I have been having some heart-struggles the last few weeks. I needed cleansing. Communion has always had a restorative affect on me. As I held the bread- my Lord's body that was broken, bruised, and buried- I bowed my head, asking Him to take my heart- not broken, but plenty bruised- and fill it up with the bread of life. That He use this symbolic wheat and yeast to patch the growing holes.

"Breathe on me, breathe oh breath of God" Then again I bowed my head when I held the cup- His blood, spilled and shed for me- asking Him to use that liquid to wash away the anger and pain that I had been holding onto for far too long.

"Breathe on me, till my heart is new." Most of my prayers are requests that I lay so meekly at His feet asking in a very small voice "Hosanna, Lord. Help me"

"Breathe on me til I love like You do" Today I was filled with His body, cleansed with His blood, made ready to face the week ahead.

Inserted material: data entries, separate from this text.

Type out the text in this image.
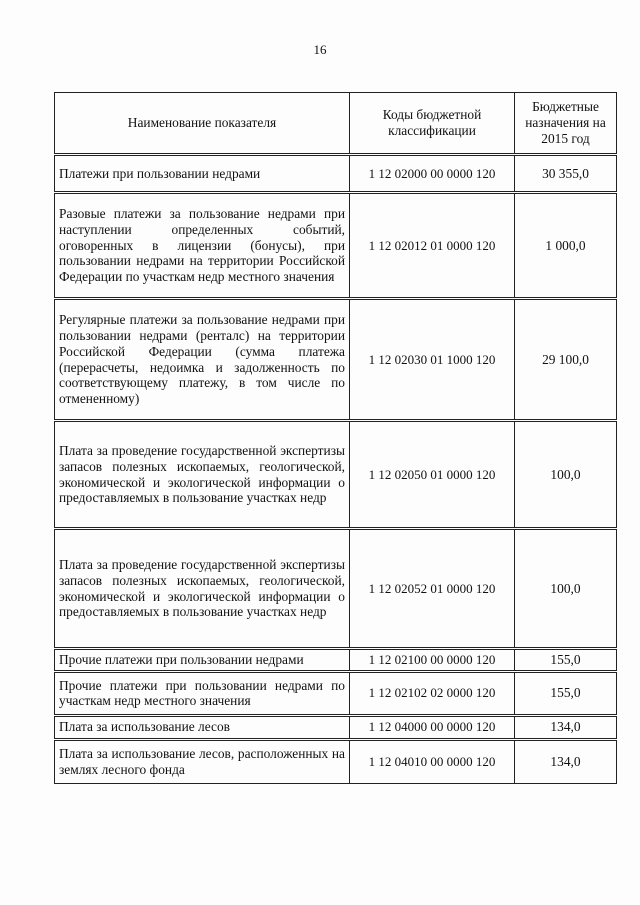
16
Наименование показателя	Коды бюджетной классификации	Бюджетные назначения на 2015 год
Платежи при пользовании недрами	1 12 02000 00 0000 120	30 355,0
Разовые платежи за пользование недрами при наступлении определенных событий, оговоренных в лицензии (бонусы), при пользовании недрами на территории Российской Федерации по участкам недр местного значения	1 12 02012 01 0000 120	1 000,0
Регулярные платежи за пользование недрами при пользовании недрами (ренталс) на территории Российской Федерации (сумма платежа (перерасчеты, недоимка и задолженность по соответствующему платежу, в том числе по отмененному)	1 12 02030 01 1000 120	29 100,0
Плата за проведение государственной экспертизы запасов полезных ископаемых, геологической, экономической и экологической информации о предоставляемых в пользование участках недр	1 12 02050 01 0000 120	100,0
Плата за проведение государственной экспертизы запасов полезных ископаемых, геологической, экономической и экологической информации о предоставляемых в пользование участках недр	1 12 02052 01 0000 120	100,0
Прочие платежи при пользовании недрами	1 12 02100 00 0000 120	155,0
Прочие платежи при пользовании недрами по участкам недр местного значения	1 12 02102 02 0000 120	155,0
Плата за использование лесов	1 12 04000 00 0000 120	134,0
Плата за использование лесов, расположенных на землях лесного фонда	1 12 04010 00 0000 120	134,0
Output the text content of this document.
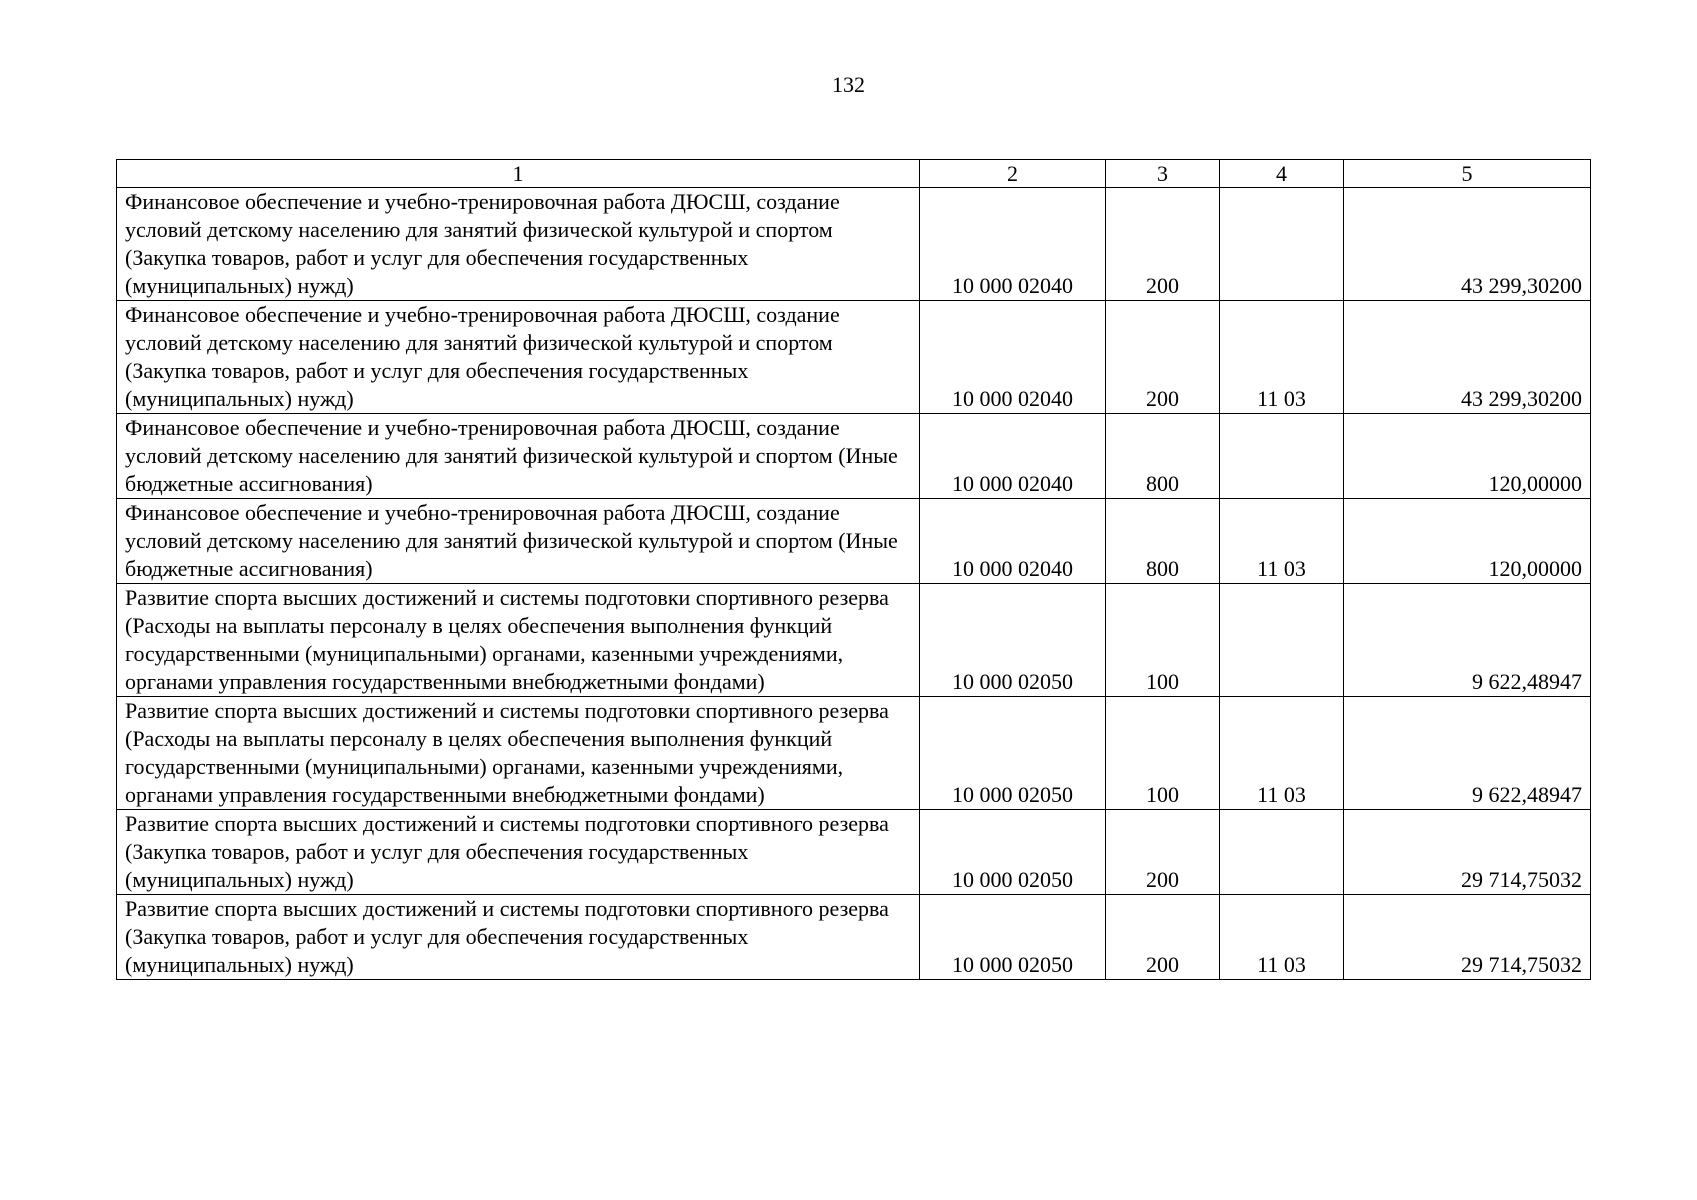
132
1	2	3	4	5
Финансовое обеспечение и учебно-тренировочная работа ДЮСШ, создание условий детскому населению для занятий физической культурой и спортом (Закупка товаров, работ и услуг для обеспечения государственных (муниципальных) нужд)	10 000 02040	200		43 299,30200
Финансовое обеспечение и учебно-тренировочная работа ДЮСШ, создание условий детскому населению для занятий физической культурой и спортом (Закупка товаров, работ и услуг для обеспечения государственных (муниципальных) нужд)	10 000 02040	200	11 03	43 299,30200
Финансовое обеспечение и учебно-тренировочная работа ДЮСШ, создание условий детскому населению для занятий физической культурой и спортом (Иные бюджетные ассигнования)	10 000 02040	800		120,00000
Финансовое обеспечение и учебно-тренировочная работа ДЮСШ, создание условий детскому населению для занятий физической культурой и спортом (Иные бюджетные ассигнования)	10 000 02040	800	11 03	120,00000
Развитие спорта высших достижений и системы подготовки спортивного резерва (Расходы на выплаты персоналу в целях обеспечения выполнения функций государственными (муниципальными) органами, казенными учреждениями, органами управления государственными внебюджетными фондами)	10 000 02050	100		9 622,48947
Развитие спорта высших достижений и системы подготовки спортивного резерва (Расходы на выплаты персоналу в целях обеспечения выполнения функций государственными (муниципальными) органами, казенными учреждениями, органами управления государственными внебюджетными фондами)	10 000 02050	100	11 03	9 622,48947
Развитие спорта высших достижений и системы подготовки спортивного резерва (Закупка товаров, работ и услуг для обеспечения государственных (муниципальных) нужд)	10 000 02050	200		29 714,75032
Развитие спорта высших достижений и системы подготовки спортивного резерва (Закупка товаров, работ и услуг для обеспечения государственных (муниципальных) нужд)	10 000 02050	200	11 03	29 714,75032
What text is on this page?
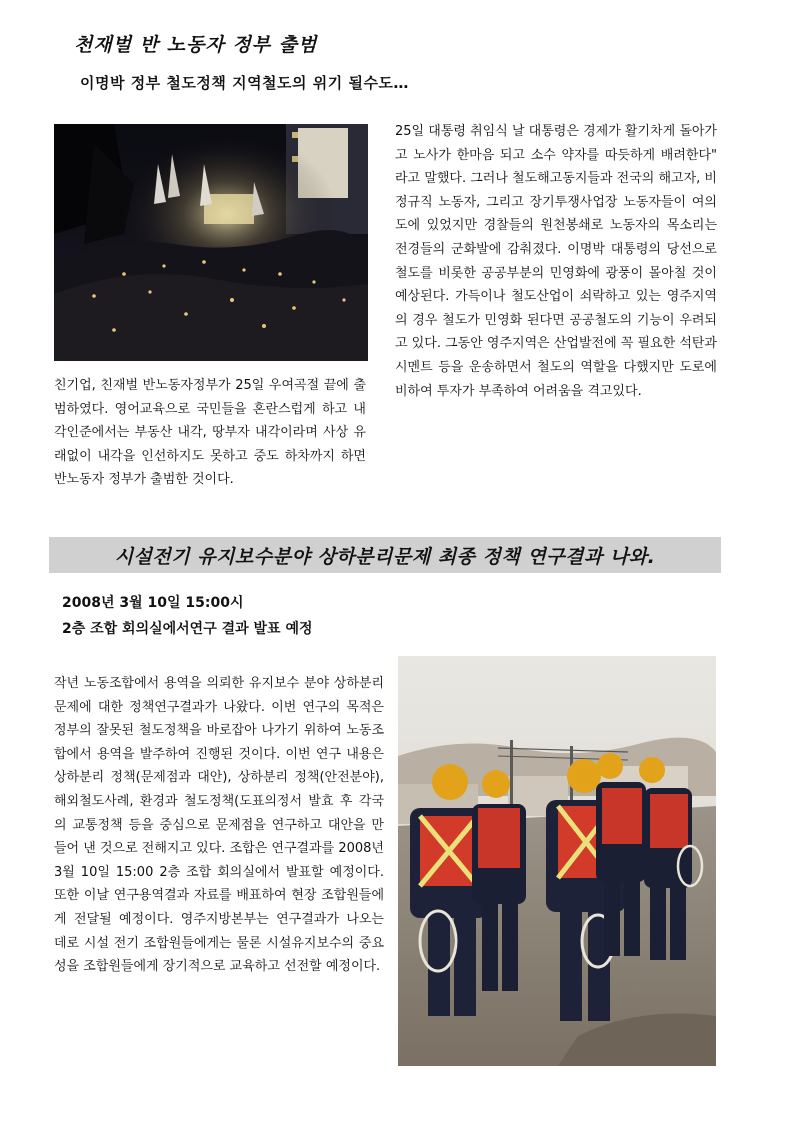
천재벌 반 노동자 정부 출범
이명박 정부 철도정책 지역철도의 위기 될수도…

25일 대통령 취임식 날 대통령은 경제가 활기차게 돌아가고 노사가 한마음 되고 소수 약자를 따듯하게 배려한다" 라고 말했다. 그러나 철도해고동지들과 전국의 해고자, 비정규직 노동자, 그리고 장기투쟁사업장 노동자들이 여의도에 있었지만 경찰들의 원천봉쇄로 노동자의 목소리는 전경들의 군화발에 감춰졌다. 이명박 대통령의 당선으로 철도를 비롯한 공공부분의 민영화에 광풍이 몰아칠 것이 예상된다. 가득이나 철도산업이 쇠락하고 있는 영주지역의 경우 철도가 민영화 된다면 공공철도의 기능이 우려되고 있다. 그동안 영주지역은 산업발전에 꼭 필요한 석탄과 시멘트 등을 운송하면서 철도의 역할을 다했지만 도로에 비하여 투자가 부족하여 어려움을 격고있다.

친기업, 친재벌 반노동자정부가 25일 우여곡절 끝에 출범하였다. 영어교육으로 국민들을 혼란스럽게 하고 내각인준에서는 부동산 내각, 땅부자 내각이라며 사상 유래없이 내각을 인선하지도 못하고 중도 하차까지 하면 반노동자 정부가 출범한 것이다.

시설전기 유지보수분야 상하분리문제 최종 정책 연구결과 나와.

2008년 3월 10일 15:00시

2층 조합 회의실에서연구 결과 발표 예정

작년 노동조합에서 용역을 의뢰한 유지보수 분야 상하분리문제에 대한 정책연구결과가 나왔다. 이번 연구의 목적은 정부의 잘못된 철도정책을 바로잡아 나가기 위하여 노동조합에서 용역을 발주하여 진행된 것이다. 이번 연구 내용은 상하분리 정책(문제점과 대안), 상하분리 정책(안전분야), 해외철도사례, 환경과 철도정책(도표의정서 발효 후 각국의 교통정책 등을 중심으로 문제점을 연구하고 대안을 만들어 낸 것으로 전해지고 있다. 조합은 연구결과를 2008년 3월 10일 15:00 2층 조합 회의실에서 발표할 예정이다. 또한 이날 연구용역결과 자료를 배표하여 현장 조합원들에게 전달될 예정이다. 영주지방본부는 연구결과가 나오는 데로 시설 전기 조합원들에게는 물론 시설유지보수의 중요성을 조합원들에게 장기적으로 교육하고 선전할 예정이다.
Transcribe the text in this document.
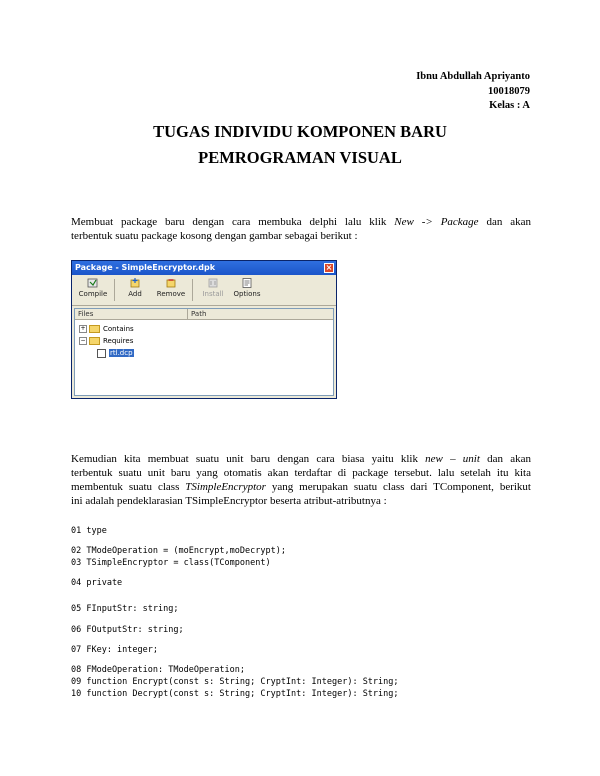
Ibnu Abdullah Apriyanto
10018079
Kelas : A
TUGAS INDIVIDU KOMPONEN BARU
PEMROGRAMAN VISUAL
Membuat package baru dengan cara membuka delphi lalu klik New -> Package dan akan
terbentuk suatu package kosong dengan gambar sebagai berikut :
Package - SimpleEncryptor.dpk	×
Compile	Add	Remove	Install	Options
Files	Path
+ Contains
− Requires
rtl.dcp
Kemudian kita membuat suatu unit baru dengan cara biasa yaitu klik new – unit dan akan
terbentuk suatu unit baru yang otomatis akan terdaftar di package tersebut. lalu setelah itu kita
membentuk suatu class TSimpleEncryptor yang merupakan suatu class dari TComponent, berikut
ini adalah pendeklarasian TSimpleEncryptor beserta atribut-atributnya :
01 type
02 TModeOperation = (moEncrypt,moDecrypt);
03 TSimpleEncryptor = class(TComponent)
04 private
05 FInputStr: string;
06 FOutputStr: string;
07 FKey: integer;
08 FModeOperation: TModeOperation;
09 function Encrypt(const s: String; CryptInt: Integer): String;
10 function Decrypt(const s: String; CryptInt: Integer): String;
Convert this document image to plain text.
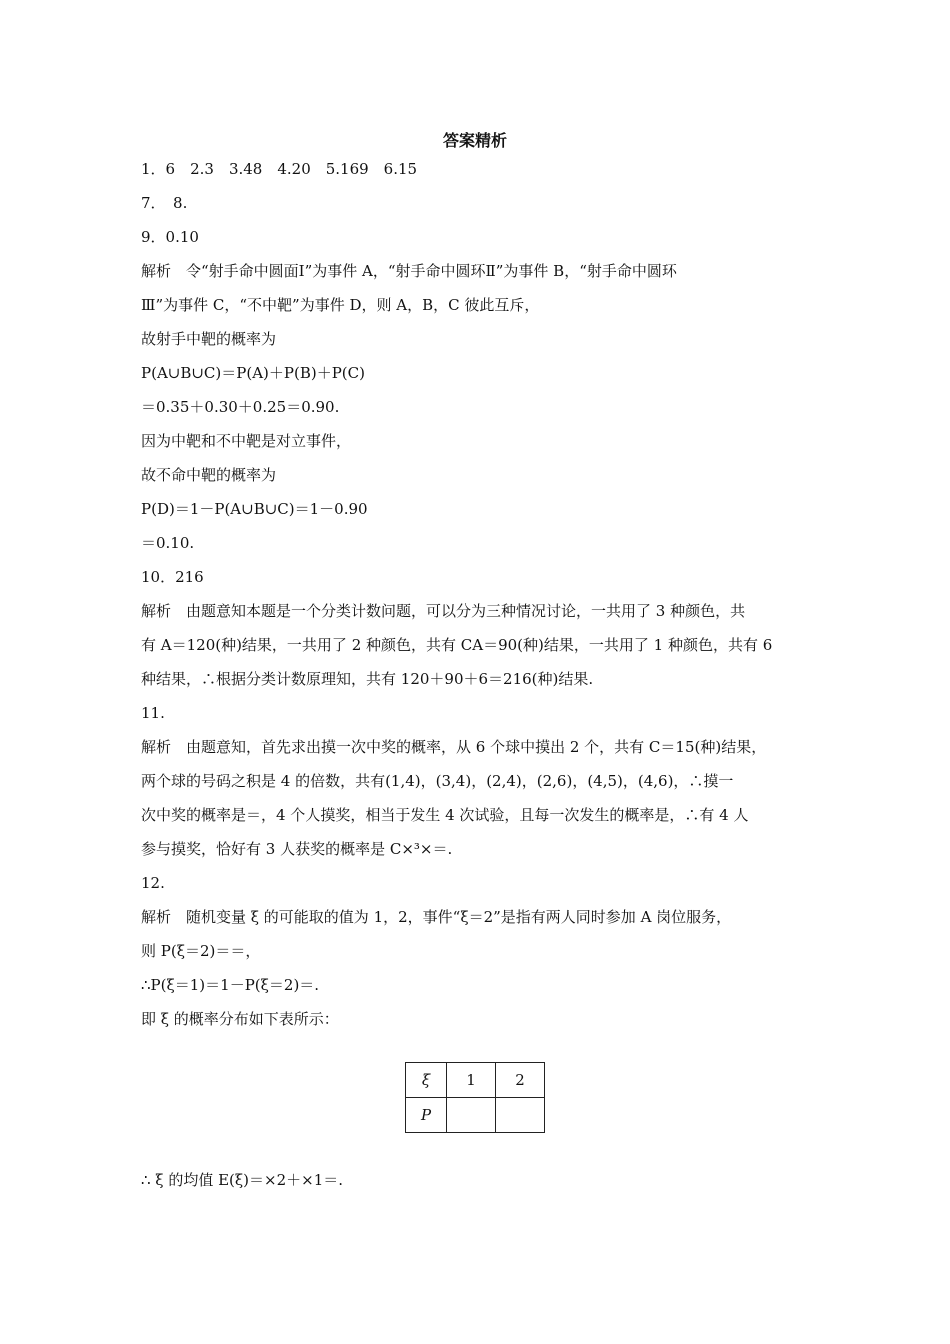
答案精析
1．6　2.3　3.48　4.20　5.169　6.15
7．　8.
9．0.10
解析　令“射手命中圆面Ⅰ”为事件 A，“射手命中圆环Ⅱ”为事件 B，“射手命中圆环
Ⅲ”为事件 C，“不中靶”为事件 D，则 A，B，C 彼此互斥，
故射手中靶的概率为
P(A∪B∪C)＝P(A)＋P(B)＋P(C)
＝0.35＋0.30＋0.25＝0.90.
因为中靶和不中靶是对立事件，
故不命中靶的概率为
P(D)＝1－P(A∪B∪C)＝1－0.90
＝0.10.
10．216
解析　由题意知本题是一个分类计数问题，可以分为三种情况讨论，一共用了 3 种颜色，共
有 A＝120(种)结果，一共用了 2 种颜色，共有 CA＝90(种)结果，一共用了 1 种颜色，共有 6
种结果，∴根据分类计数原理知，共有 120＋90＋6＝216(种)结果.
11.
解析　由题意知，首先求出摸一次中奖的概率，从 6 个球中摸出 2 个，共有 C＝15(种)结果，
两个球的号码之积是 4 的倍数，共有(1,4)，(3,4)，(2,4)，(2,6)，(4,5)，(4,6)，∴摸一
次中奖的概率是＝，4 个人摸奖，相当于发生 4 次试验，且每一次发生的概率是，∴有 4 人
参与摸奖，恰好有 3 人获奖的概率是 C×³×＝.
12.
解析　随机变量 ξ 的可能取的值为 1，2，事件“ξ＝2”是指有两人同时参加 A 岗位服务，
则 P(ξ＝2)＝＝，
∴P(ξ＝1)＝1－P(ξ＝2)＝.
即 ξ 的概率分布如下表所示：
ξ	1	2
P		
∴ ξ 的均值 E(ξ)＝×2＋×1＝.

The preacher reminded us how easy it is to skip from the hopeful anticipation of Palm Sunday to the joyful proclamation of a Risen King on Easter. I hope that this week I do not skip the hard parts. There is no use in Easter, in fact there would be no Easter without the pain of the Last Supper, the stab of the betrayal, and the misery of Good Friday. But there is hope and there is joy and there is redemption. My Lord has stood in death's place for me. He has Risen and He reigns.

That is why my most lowly Hosannas are followed by incredible forgiveness and an unfathomable future with Him.